Otros la usaban en combate y caían enfermos, o acababan con su propia vida
después de la batalla. Sólo los de ánimo más fuerte eran capaces de utilizarla
en muchos combates: el caso más famoso es el del caballero Greene Warfogg, que,
durante las guerras, escogía como enemigo personal al escuadrón enemigo de fama
más malvada, para así disminuir los remordimientos al matarlos.
La
historia de Desgarro de alma terminó en el siglo 5 a.S.V., cuando Johannes
Warfogg, en la Toma de Ho-Nien, un bastión de Zhao Tsu, terminó con la vida de
sesenta hombres en menos de una hora. Luego de esta proeza sin par, Johannes
partió el asta de Desgarro de alma y mandó a fundir la cabeza del hacha.

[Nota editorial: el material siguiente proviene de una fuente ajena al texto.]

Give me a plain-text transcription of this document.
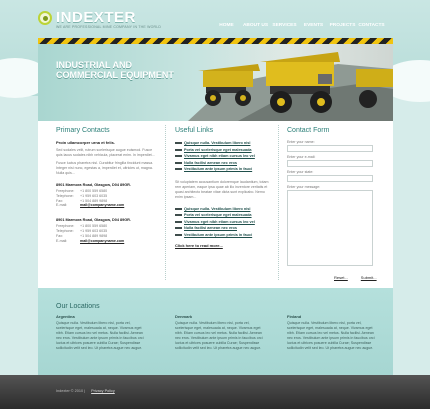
INDEXTER
WE ARE PROFESSIONAL MINE COMPANY IN THE WORLD	HOME	ABOUT US SERVICES	EVENTS	PROJECTS CONTACTS
INDUSTRIAL AND
COMMERCIAL EQUIPMENT
Primary Contacts
Proin ullamcorper urna et felis.
Sed sodales velit, rutrum scelerisque augue euismod. Fusce quis lacus sodales nibh vehicula, placerat enim. In imperdiet...
Fusce luctus pharetra nisl. Curabitur fringilla tincidunt massa. Integer nisi nunc, egestas a, imperdiet et, ultricies ut, magna. Nulla quis...
8901 Marmora Road, Glasgow, D04 89GR.
Freephone:	+1 800 559 6580
Telephone:	+1 959 603 6035
Fax:	+1 504 889 9898
E-mail:	mail@companyname.com
8901 Marmora Road, Glasgow, D04 89GR.
Freephone:	+1 800 559 6580
Telephone:	+1 959 603 6035
Fax:	+1 504 889 9898
E-mail:	mail@companyname.com
Useful Links
Quisque nulla. Vestibulum libero nisl
Porta vel scelerisque eget malesuada
Vivamus eget nibh etiam cursus leo vel
Nulla facilisi aenean nec eros
Vestibulum ante ipsum primis in fauci
Sit voluptatem accusantium doloremque laudantium, totam rem aperiam, eaque ipsa quae ab illo inventore veritatis et quasi architecto beatae vitae dicta sunt explicabo. Nemo enim ipsam...
Quisque nulla. Vestibulum libero nisl
Porta vel scelerisque eget malesuada
Vivamus eget nibh etiam cursus leo vel
Nulla facilisi aenean nec eros
Vestibulum ante ipsum primis in fauci
Click here to read more...
Contact Form
Enter your name:
Enter your e-mail:
Enter your state:
Enter your message:
Reset...	Submit...
Our Locations
Argentina
Quisque nulla. Vestibulum libero nisl, porta vel, scelerisque eget, malesuada at, neque. Vivamus eget nibh. Etiam cursus leo vel metus. Nulla facilisi. Aenean nec eros. Vestibulum ante ipsum primis in faucibus orci luctus et ultrices posuere cubilia Curae; Suspendisse sollicitudin velit sed leo. Ut pharetra augue nec augue.
Denmark
Quisque nulla. Vestibulum libero nisl, porta vel, scelerisque eget, malesuada at, neque. Vivamus eget nibh. Etiam cursus leo vel metus. Nulla facilisi. Aenean nec eros. Vestibulum ante ipsum primis in faucibus orci luctus et ultrices posuere cubilia Curae; Suspendisse sollicitudin velit sed leo. Ut pharetra augue nec augue.
Finland
Quisque nulla. Vestibulum libero nisl, porta vel, scelerisque eget, malesuada at, neque. Vivamus eget nibh. Etiam cursus leo vel metus. Nulla facilisi. Aenean nec eros. Vestibulum ante ipsum primis in faucibus orci luctus et ultrices posuere cubilia Curae; Suspendisse sollicitudin velit sed leo. Ut pharetra augue nec augue.
Indexter © 2010 | Privacy Policy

Cuando
le preguntaron el porqué de su accionar, contestó con las siguientes palabras:
“Uno de
los ballesteros que maté era un mozalbete de diez años. El señor de este
castillo lo había forzado a pelear, y su madre lo esperaba en una de las casas
que quemamos. Ella le había prometido ir a cazar mariposas cuando volviese:
ambos querían atrapar una mariposa naranja, como la que les había regalado el
padre de la familia antes de partir a la guerra. Pero ahora, su querido Tian
jamás volverá. Mis antepasados proclamaban que esta arma estaba maldita, pero
creo que estaban equivocados: es la raza humana la que está bajo una terrible
maldición”. Con el acero que
resultó de la fundición de Desgarro de alma, Johannes mandó a fabricar un
escudo, alegando que no quería que el metal de la alabarda volviese a ser
utilizado para matar. Luego de poner en orden sus asuntos y su herencia –era un
hombre metódico, como todos los nobles de Vapórea – saltó de la ventana de su
torre, ubicada a cien pies del suelo.
El
escudo Warfogg fue donado al museo real, donde permaneció guardado hasta que, varios siglos después, durante el sitio de
Gran Vapórea, fue fundido de nuevo y utilizado para fabricar balas de cañón.